Rushmoor Borough Council's Cabinet has also now agreed the contributions that developers of new homes in Aldershot and Farnborough will pay towards the SANG and also an interim management plan setting out how Southwood Country Park will be delivered and managed over the next 12 to 18 months.

For each new home built as part of regeneration plans for Aldershot and Farnborough, the recommended contribution for the Southwood Country Park SANG will be £3,167 per person. This charge has been calculated to include one-off costs that will help establish the country park, phased costs including things such as fencing that will need to be replaced every ten years, site management and staffing.

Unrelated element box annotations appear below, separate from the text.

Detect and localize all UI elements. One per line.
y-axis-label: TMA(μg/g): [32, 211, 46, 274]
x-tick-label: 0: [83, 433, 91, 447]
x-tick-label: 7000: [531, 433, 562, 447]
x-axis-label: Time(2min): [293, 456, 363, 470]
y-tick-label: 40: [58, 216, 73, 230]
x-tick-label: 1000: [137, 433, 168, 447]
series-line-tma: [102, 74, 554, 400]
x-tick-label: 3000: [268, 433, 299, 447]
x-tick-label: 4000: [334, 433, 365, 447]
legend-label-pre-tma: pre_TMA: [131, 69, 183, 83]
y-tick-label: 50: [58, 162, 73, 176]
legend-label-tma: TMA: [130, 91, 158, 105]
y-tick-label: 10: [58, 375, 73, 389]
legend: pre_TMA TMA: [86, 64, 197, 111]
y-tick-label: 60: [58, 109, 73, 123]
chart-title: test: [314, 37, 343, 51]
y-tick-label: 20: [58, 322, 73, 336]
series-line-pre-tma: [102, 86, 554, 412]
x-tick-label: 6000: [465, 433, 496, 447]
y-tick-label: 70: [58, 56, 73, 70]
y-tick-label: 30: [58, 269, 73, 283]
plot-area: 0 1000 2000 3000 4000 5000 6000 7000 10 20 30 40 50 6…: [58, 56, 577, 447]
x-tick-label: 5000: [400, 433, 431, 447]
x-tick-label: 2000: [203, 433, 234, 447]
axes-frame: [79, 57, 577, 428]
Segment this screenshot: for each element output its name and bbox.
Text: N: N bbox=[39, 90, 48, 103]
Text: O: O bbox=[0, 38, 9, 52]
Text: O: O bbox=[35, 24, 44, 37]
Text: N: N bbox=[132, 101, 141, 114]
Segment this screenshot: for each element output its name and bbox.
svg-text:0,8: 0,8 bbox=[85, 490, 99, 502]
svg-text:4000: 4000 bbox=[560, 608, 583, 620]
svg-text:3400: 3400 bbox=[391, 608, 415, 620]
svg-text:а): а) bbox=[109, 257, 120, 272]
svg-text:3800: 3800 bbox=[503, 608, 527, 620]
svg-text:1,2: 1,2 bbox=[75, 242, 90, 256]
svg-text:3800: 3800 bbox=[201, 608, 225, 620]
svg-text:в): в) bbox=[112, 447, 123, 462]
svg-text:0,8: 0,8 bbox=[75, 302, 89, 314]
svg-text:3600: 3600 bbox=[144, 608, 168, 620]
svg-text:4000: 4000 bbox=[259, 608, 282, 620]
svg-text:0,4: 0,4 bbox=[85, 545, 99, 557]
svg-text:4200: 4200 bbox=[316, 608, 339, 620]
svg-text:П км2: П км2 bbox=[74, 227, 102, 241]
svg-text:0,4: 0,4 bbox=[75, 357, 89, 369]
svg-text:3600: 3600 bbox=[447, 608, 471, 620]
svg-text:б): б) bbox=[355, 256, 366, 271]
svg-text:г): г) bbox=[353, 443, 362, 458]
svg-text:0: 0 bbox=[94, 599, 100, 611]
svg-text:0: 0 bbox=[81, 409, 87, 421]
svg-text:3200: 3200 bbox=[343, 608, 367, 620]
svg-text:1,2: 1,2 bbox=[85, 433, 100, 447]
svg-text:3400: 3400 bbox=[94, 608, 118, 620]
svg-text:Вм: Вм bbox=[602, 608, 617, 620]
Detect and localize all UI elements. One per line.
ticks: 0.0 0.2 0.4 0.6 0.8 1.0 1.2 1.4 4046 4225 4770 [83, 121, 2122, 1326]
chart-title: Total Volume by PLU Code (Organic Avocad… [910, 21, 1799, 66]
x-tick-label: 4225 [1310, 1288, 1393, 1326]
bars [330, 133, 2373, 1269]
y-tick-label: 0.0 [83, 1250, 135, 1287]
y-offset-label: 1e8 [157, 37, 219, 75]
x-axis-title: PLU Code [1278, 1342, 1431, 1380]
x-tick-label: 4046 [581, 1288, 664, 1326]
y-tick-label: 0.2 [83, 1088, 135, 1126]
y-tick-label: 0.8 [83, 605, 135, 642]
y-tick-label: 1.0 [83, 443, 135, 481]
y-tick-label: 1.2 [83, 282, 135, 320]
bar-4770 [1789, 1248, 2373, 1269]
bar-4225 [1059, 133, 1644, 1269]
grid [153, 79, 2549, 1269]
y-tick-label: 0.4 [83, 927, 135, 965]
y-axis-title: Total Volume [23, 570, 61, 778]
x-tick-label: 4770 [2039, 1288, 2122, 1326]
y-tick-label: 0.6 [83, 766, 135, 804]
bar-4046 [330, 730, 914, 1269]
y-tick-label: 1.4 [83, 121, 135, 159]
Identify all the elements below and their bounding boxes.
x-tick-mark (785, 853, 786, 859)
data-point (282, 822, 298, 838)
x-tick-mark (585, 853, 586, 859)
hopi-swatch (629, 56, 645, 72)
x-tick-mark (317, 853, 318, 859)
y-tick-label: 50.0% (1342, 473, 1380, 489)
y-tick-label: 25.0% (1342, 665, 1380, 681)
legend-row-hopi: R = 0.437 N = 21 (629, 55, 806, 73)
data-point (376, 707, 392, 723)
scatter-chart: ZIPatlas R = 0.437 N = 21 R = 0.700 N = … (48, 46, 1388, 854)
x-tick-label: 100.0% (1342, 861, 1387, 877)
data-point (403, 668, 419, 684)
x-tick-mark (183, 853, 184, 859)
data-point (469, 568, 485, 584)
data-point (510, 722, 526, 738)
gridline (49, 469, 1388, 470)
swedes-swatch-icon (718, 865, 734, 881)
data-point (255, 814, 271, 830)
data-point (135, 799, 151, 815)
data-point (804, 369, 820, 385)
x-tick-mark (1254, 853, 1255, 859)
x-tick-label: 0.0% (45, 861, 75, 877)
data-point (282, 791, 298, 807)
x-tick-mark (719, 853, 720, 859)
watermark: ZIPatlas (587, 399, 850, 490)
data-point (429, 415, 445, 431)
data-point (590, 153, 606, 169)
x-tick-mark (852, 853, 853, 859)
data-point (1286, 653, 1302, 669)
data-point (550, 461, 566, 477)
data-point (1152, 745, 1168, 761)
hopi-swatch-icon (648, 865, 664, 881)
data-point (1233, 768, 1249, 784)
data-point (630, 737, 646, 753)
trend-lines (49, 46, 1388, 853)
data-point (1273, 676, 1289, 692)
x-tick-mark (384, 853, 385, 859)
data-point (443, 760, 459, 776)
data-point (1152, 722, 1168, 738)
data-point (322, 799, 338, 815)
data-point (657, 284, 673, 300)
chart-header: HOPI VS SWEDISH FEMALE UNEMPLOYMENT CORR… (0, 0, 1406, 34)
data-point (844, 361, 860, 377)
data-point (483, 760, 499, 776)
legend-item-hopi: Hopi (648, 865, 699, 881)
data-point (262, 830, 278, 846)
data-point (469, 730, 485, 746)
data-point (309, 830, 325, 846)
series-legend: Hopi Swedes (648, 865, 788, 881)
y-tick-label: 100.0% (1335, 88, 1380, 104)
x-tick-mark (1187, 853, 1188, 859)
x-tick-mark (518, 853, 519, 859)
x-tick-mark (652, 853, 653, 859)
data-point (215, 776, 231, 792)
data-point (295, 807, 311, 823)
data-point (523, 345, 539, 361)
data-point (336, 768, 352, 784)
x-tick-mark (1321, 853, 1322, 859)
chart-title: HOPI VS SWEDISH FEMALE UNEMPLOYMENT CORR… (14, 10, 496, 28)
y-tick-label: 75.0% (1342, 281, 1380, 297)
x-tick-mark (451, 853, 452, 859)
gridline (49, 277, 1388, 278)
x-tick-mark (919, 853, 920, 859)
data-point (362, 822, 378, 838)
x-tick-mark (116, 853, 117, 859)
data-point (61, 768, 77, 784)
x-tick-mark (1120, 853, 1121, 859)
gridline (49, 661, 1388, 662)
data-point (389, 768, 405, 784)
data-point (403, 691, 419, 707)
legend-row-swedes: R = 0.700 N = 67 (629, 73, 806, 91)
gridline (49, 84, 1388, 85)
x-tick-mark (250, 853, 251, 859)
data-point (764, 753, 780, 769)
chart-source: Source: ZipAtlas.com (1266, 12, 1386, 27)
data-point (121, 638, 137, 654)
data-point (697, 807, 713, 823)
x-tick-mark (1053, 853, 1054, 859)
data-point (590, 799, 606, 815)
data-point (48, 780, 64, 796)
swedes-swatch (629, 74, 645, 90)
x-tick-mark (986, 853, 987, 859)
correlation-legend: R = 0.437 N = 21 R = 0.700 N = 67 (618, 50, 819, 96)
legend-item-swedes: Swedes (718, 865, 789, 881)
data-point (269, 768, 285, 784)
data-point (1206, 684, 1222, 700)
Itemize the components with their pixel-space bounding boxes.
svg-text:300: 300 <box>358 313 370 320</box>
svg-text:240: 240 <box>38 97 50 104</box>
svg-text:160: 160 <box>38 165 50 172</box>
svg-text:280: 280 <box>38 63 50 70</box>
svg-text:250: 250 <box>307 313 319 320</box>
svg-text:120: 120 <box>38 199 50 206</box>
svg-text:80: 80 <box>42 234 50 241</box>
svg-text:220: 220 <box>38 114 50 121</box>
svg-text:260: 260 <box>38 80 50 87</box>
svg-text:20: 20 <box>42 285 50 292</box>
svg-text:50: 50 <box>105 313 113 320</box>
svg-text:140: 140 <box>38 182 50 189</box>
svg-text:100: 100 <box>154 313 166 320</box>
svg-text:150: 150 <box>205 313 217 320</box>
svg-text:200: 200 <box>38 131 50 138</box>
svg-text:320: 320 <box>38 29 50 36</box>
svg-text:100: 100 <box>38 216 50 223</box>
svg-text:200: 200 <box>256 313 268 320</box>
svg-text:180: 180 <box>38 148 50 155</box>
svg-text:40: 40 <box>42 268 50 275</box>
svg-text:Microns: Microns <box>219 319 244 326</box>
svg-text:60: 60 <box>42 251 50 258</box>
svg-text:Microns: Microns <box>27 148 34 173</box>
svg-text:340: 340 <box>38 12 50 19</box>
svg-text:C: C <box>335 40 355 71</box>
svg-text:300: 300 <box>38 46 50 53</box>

Councillor Martin Tennant, the council's Cabinet Member for Major Projects and Property, said: "It's fantastic to see this amazing new country park taking shape and we are very excited about its future.  Not only will it enable the regeneration of our town centres, but it will open up this beautiful green space in the heart of Rushmoor."

Once the western side is officially open in early September, the council will be working on opening the eastern side to provide similar facilities.

In the medium term the council has ambitious plans for the second phase of the development, which include:

  • Employing rangers to manage the area
  • Creating a visitor centre, café, public toilets and ranger's office either with the existing buildings or as part of a new building
  • A pedestrian crossing on Ively Road
  • Creating a playground constructed from natural materials
  • A fenced dog exercise area
  • Cycle paths
  • Creation of focal points
  • Educational aids, such as a pond dipping platform and bird hides that schools, clubs and local people can use to study wildlife
  • Naturalising Cove Brook and the Marrow and Ively streams and re-creating floodplain meadow, copses and hedgerows

The public will be invited to have their say on the council's plans for the second phase and to give their own suggestions in the new year.

In readiness for the country park opening, various wildlife surveys have been carried out across the 57-acre site. Large populations of slow worms and common lizards, smooth and palmate newts, use the site. Five species of bats forage along the woodland edge and the waterways and wetland birds have started visiting the site.

The site is providing a very good habitat for invertebrates, with nine nationally-scarce, and two nationally-rare species, and the Small Heath butterfly, which is threatened in Britain.

Councillor Tennant added: "I've spent some time down at the park and it's fantastic to see the natural grassland and wildflower habitats starting to establish themselves and re colonise the site, providing homes for wildlife and natural habitats for visitors to enjoy for many years to come."